Immigration Minister Philip Ruddock contemptuously declared that if the protestors didn’t like conditions at Woomera, they could go back to Afghanistan. Without a shred of evidence, he accused parents of forcing their children to participate in the hunger strike, and then attacked them for failing to “fulfill their proper obligations as parents to their children.” He went on to threaten to separate children involved in the protests from their parents.

Hunger strikers interviewed by telephone told reporters that Ruddock’s claims were false. “Nobody would stitch their child’s mouth. The children who are doing it are between 10 and 15 years old. They see their family doing it, so they do it,” an Iranian refugee explained. A lawyer representing one of the women who had sewn her lips said her client had been behind bars with her husband and two children aged 8 and 9 for eight months. “Her children aren’t developing... they’re locked up behind huge fences, razor wire, in the middle of the desert. Take a look behind you—this is no environment to raise children in, this is no way to keep people, human beings, families.”

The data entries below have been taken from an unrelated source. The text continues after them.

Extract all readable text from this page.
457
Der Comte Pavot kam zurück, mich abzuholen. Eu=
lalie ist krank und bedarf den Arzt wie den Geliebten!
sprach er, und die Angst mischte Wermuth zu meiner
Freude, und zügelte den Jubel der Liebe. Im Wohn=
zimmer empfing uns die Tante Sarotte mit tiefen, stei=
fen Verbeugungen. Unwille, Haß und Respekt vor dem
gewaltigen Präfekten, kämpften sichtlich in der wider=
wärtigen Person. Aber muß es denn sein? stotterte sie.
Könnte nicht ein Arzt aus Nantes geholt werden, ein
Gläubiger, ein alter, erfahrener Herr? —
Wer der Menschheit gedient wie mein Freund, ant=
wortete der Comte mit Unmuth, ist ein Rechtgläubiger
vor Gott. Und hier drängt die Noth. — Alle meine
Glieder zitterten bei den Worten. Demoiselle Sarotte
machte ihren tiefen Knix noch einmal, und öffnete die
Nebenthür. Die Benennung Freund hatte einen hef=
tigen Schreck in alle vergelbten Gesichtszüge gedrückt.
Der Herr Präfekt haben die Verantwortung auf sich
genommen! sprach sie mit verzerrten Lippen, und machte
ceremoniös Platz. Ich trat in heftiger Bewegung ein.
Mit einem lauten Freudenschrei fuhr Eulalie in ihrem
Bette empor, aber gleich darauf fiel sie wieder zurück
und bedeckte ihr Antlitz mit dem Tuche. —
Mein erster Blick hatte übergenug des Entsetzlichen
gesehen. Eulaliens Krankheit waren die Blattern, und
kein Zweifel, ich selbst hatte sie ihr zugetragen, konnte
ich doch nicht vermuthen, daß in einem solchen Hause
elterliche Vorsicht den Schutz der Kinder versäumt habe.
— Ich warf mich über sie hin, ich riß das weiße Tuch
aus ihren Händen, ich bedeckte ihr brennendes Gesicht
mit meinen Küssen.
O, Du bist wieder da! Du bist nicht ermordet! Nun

The ICRA has indicated its preparedness to take legal action against Ruddock for failing in his duty of care towards child detainees. “Unaccompanied children are the direct responsibility of the minister—he is in loco parentis and responsible for their wellbeing. We will be looking at legal action on behalf of any unaccompanied children who have come to harm,” said Marion Le.

Ruddock has continued to insist that the strike will have no impact on official decisions and ruled out visiting the centre. The handpicked head of the government’s advisory group, former immigration minister John Hodges, warned after a visit to Woomera that it was a “distinct possibility” that someone would die, but added that it would be the refugees’ own fault.

Nevertheless, in an effort both to stem the growing sense of public outrage and to pressure the strikers into abandoning their action, Ruddock ordered the release of five unaccompanied children from Woomera into foster care on Wednesday, and on Thursday the Department of Immigration resumed processing Afghani asylum claims. About 35 adult Woomera detainees, including one Afghani hunger striker, have been temporarily released “into the community.”

But these manoeuvres are entirely cosmetic. Talks last night between Woomera refugee representatives and the detention advisory committee broke down, with the government refusing to allow the hunger strikers to move to another location.